Study finds Correctional Industries provides work opportunities for incarcerated prisoners

Faith Lutze’s research concludes CI increases employment after release

A+WSU+researcher+surveyed+prisoners+employed+in+Correctional+Industries+and+found+the+organization+helped+develop+work+ethic+and+job+skills+for+reentry+into+the+workplace+after+incarceration.

NESSA ANKNEY | DAILY EVERGREEN FILE

A WSU researcher surveyed prisoners employed in Correctional Industries and found the organization helped develop work ethic and job skills for reentry into the workplace after incarceration.

PUNEET BSANTI

This article is a follow-up to a previous Evergreen article about Correctional Industries

Washington State Correctional Industries offers voluntary employment and compensation for incarcerated prisoners in the state of Washington. While WSU has a contract with CI, it has not purchased items from the organization since 2018.

CI is managed by the Washington State Department of Corrections and is committed to helping prisoners develop a positive work ethic while maintaining and expanding work training programs that help develop job skills for reentry after their time in prison, according to CI’s mission statement

WSU is able to purchase furniture from CI because of a contract, said Faith Lutze, a professor for the WSU Department of Criminal Justice and Criminology. However, so are other public universities and state governments. 

Lutze conducted research at CI as the principal investigator and came to the conclusion that CI “reduces recidivism, improves institutional behavior and increases employment after release,” according to a research brief published in 2015.

“I spent two years at Airway Heights Correctional Center, and I had an office located within that facility,” Lutze said. 

Lutze, along with co-principal investigator Laurie Drapela and research associate Roger Schaefer, surveyed and interviewed the incarcerated workers and CI staff members. They also observed how the work was done and examined the environment of the facility. 

Lutze said Airway Heights was not a furniture facility but focused on food production and food services. 

Airway Heights also focuses on optical manufacturing, textiles, warehouse services, commissary, laundry services and admin services, according to the CI website.

“The food factory produces food that is then distributed throughout the prison system, and also outward to the community depending upon what their contracts are,” Lutze said. 

Among the 13 correctional facilities where CI operates, Stafford Creek Correctional Center, located five miles west of Aberdeen, Washington, has a furniture factory, according to their website.   

In addition, incarcerated employees at Cedar Creek Corrections Center install new furniture, according to their website.

At WSU, facilities on campus such as the libraries used CI’s services for furniture reupholstering, but that was done almost 15 years ago, said Beth Blakesley, associate dean of libraries. 

“We had some furniture reupholstered, and it was either in 2007 or 2008. So yeah, it was the first time that we had done that,” Blakesley said.

At the time, it was explained to her that CI was an employment program for incarcerated prisoners in the state, and it was training them for a career, she said. 

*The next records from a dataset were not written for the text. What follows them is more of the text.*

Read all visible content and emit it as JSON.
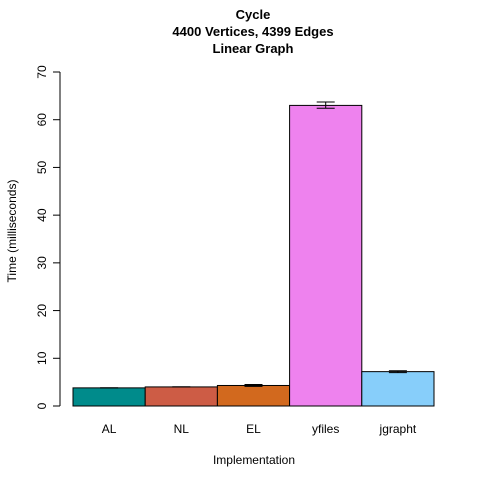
{
  "chart_data": {
    "type": "bar",
    "title_lines": [
      "Cycle",
      "4400 Vertices, 4399 Edges",
      "Linear Graph"
    ],
    "xlabel": "Implementation",
    "ylabel": "Time (milliseconds)",
    "categories": [
      "AL",
      "NL",
      "EL",
      "yfiles",
      "jgrapht"
    ],
    "values": [
      3.8,
      4.0,
      4.3,
      63.0,
      7.2
    ],
    "error_low": [
      3.8,
      4.0,
      4.1,
      62.4,
      7.0
    ],
    "error_high": [
      3.8,
      4.0,
      4.5,
      63.7,
      7.4
    ],
    "colors": [
      "#008B8B",
      "#CD5C45",
      "#D2691E",
      "#EE82EE",
      "#87CEFA"
    ],
    "ylim": [
      0,
      70
    ],
    "yticks": [
      0,
      10,
      20,
      30,
      40,
      50,
      60,
      70
    ],
    "grid": false,
    "legend": "none"
  }
}
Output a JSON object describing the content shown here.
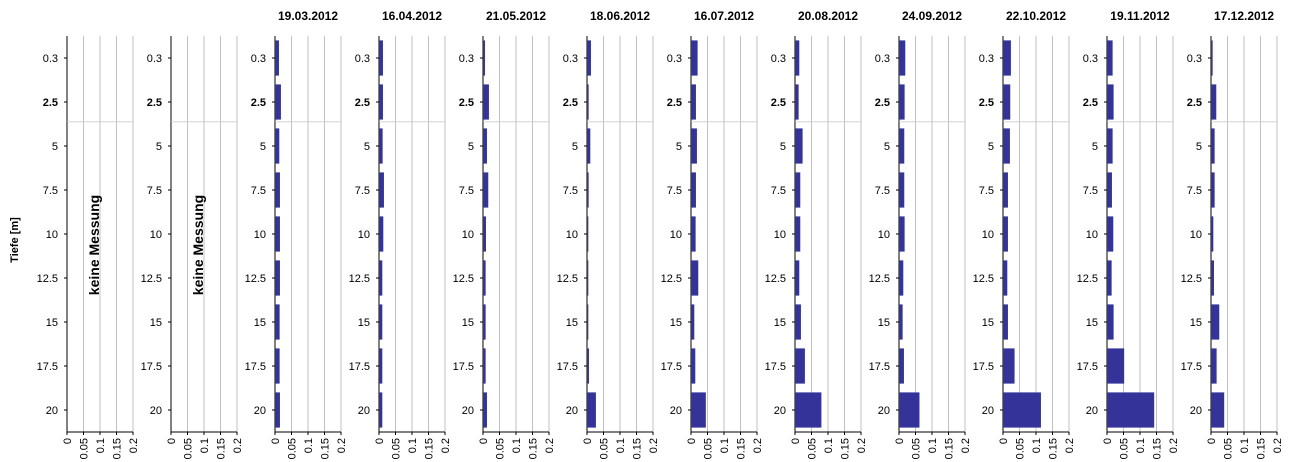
{
  "chart_data": {
    "type": "bar",
    "orientation": "horizontal",
    "ylabel": "Tiefe [m]",
    "depths": [
      "0.3",
      "2.5",
      "5",
      "7.5",
      "10",
      "12.5",
      "15",
      "17.5",
      "20"
    ],
    "xlim": [
      0,
      0.2
    ],
    "xticks": [
      "0",
      "0.05",
      "0.1",
      "0.15",
      "0.2"
    ],
    "bar_color": "#333399",
    "panels": [
      {
        "title": "",
        "note": "keine Messung",
        "values": null
      },
      {
        "title": "",
        "note": "keine Messung",
        "values": null
      },
      {
        "title": "19.03.2012",
        "note": "",
        "values": [
          0.012,
          0.018,
          0.013,
          0.015,
          0.015,
          0.015,
          0.014,
          0.014,
          0.015
        ]
      },
      {
        "title": "16.04.2012",
        "note": "",
        "values": [
          0.012,
          0.012,
          0.011,
          0.015,
          0.013,
          0.01,
          0.01,
          0.01,
          0.01
        ]
      },
      {
        "title": "21.05.2012",
        "note": "",
        "values": [
          0.006,
          0.018,
          0.012,
          0.016,
          0.009,
          0.008,
          0.008,
          0.008,
          0.012
        ]
      },
      {
        "title": "18.06.2012",
        "note": "",
        "values": [
          0.012,
          0.005,
          0.01,
          0.005,
          0.004,
          0.004,
          0.004,
          0.006,
          0.027
        ]
      },
      {
        "title": "16.07.2012",
        "note": "",
        "values": [
          0.02,
          0.015,
          0.018,
          0.015,
          0.014,
          0.022,
          0.01,
          0.013,
          0.045
        ]
      },
      {
        "title": "20.08.2012",
        "note": "",
        "values": [
          0.013,
          0.011,
          0.023,
          0.016,
          0.016,
          0.013,
          0.018,
          0.03,
          0.08
        ]
      },
      {
        "title": "24.09.2012",
        "note": "",
        "values": [
          0.019,
          0.017,
          0.016,
          0.016,
          0.017,
          0.013,
          0.011,
          0.015,
          0.062
        ]
      },
      {
        "title": "22.10.2012",
        "note": "",
        "values": [
          0.024,
          0.022,
          0.021,
          0.015,
          0.015,
          0.013,
          0.015,
          0.035,
          0.115
        ]
      },
      {
        "title": "19.11.2012",
        "note": "",
        "values": [
          0.017,
          0.02,
          0.017,
          0.015,
          0.019,
          0.014,
          0.02,
          0.052,
          0.143
        ]
      },
      {
        "title": "17.12.2012",
        "note": "",
        "values": [
          0.005,
          0.016,
          0.011,
          0.011,
          0.007,
          0.009,
          0.025,
          0.017,
          0.04
        ]
      }
    ]
  }
}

“We went with CI because they were low-bid,” she said, “So with the reduced labor cost, CI would have come in with the lowest bid compared to a private upholsterer.” 

Blakesley said they had lounge chairs and ottomans reupholstered, which are still on campus today in Holland and Terrell Libraries.

When prisoners join CI voluntarily for work, they get paid and there are many other benefits as well, Lutze said. 

“They are paid more than other jobs in prison,” she said. “Oftentimes [the savings] helps them to pay for housing when they get out of prison or transportation or a car. Many times men are sending money home to support families.” 

Lutze said the prisoners also can purchase personal items from the commissary, a store within a correctional facility. 

According to the CI Work Programs, workers are paid at different levels. If an incarcerated employee is a level one, they are compensated from $0.70 to $0.80 hourly, and the highest level is a level four with a compensation rate from $1.40 to $1.70 hourly.

“There’s also something called legal financial obligations, which are costs that are affiliated with the court process and the criminal justice process. Sometimes those are thousands of dollars of debt that a person is stuck with when they are released,” Lutze said. “But Correctional Industries has a system in which [the prisoners] are helped to pay that off, so what they earn pays off those LFOs.” 

CI also offers classes about financial management, savings, investing, how to be successful within the workplace, solving conflict and working with supervisors, she said. 

“The workers, you know, they really experienced a positive organizational culture. They felt supported socially and relationship-wise, in terms of building work relationships, and just being able to cope with the prison environment more effectively,” Lutze said. 

During their research, she said they found the CI staff cared for the incarcerated workers and they wanted to provide a safe, secure and professional work environment. 

“The incarcerated workers were also grateful for the staff that cared about them,” Lutze said. 

Lutze said she realized CI may be controversial and concerning for people when they are thinking about how labor is conducted and paid for within a prison setting. However, through her study, she found a positive environment among the incarcerated workers and the staff for the Department of Corrections. 

“What we learned was that oftentimes the men in our interviews said it’s as if they’re not in prison, that they feel more human when they’re in Correctional Industries,” she said. “They feel like they have a purpose, and they feel supported in that purpose.”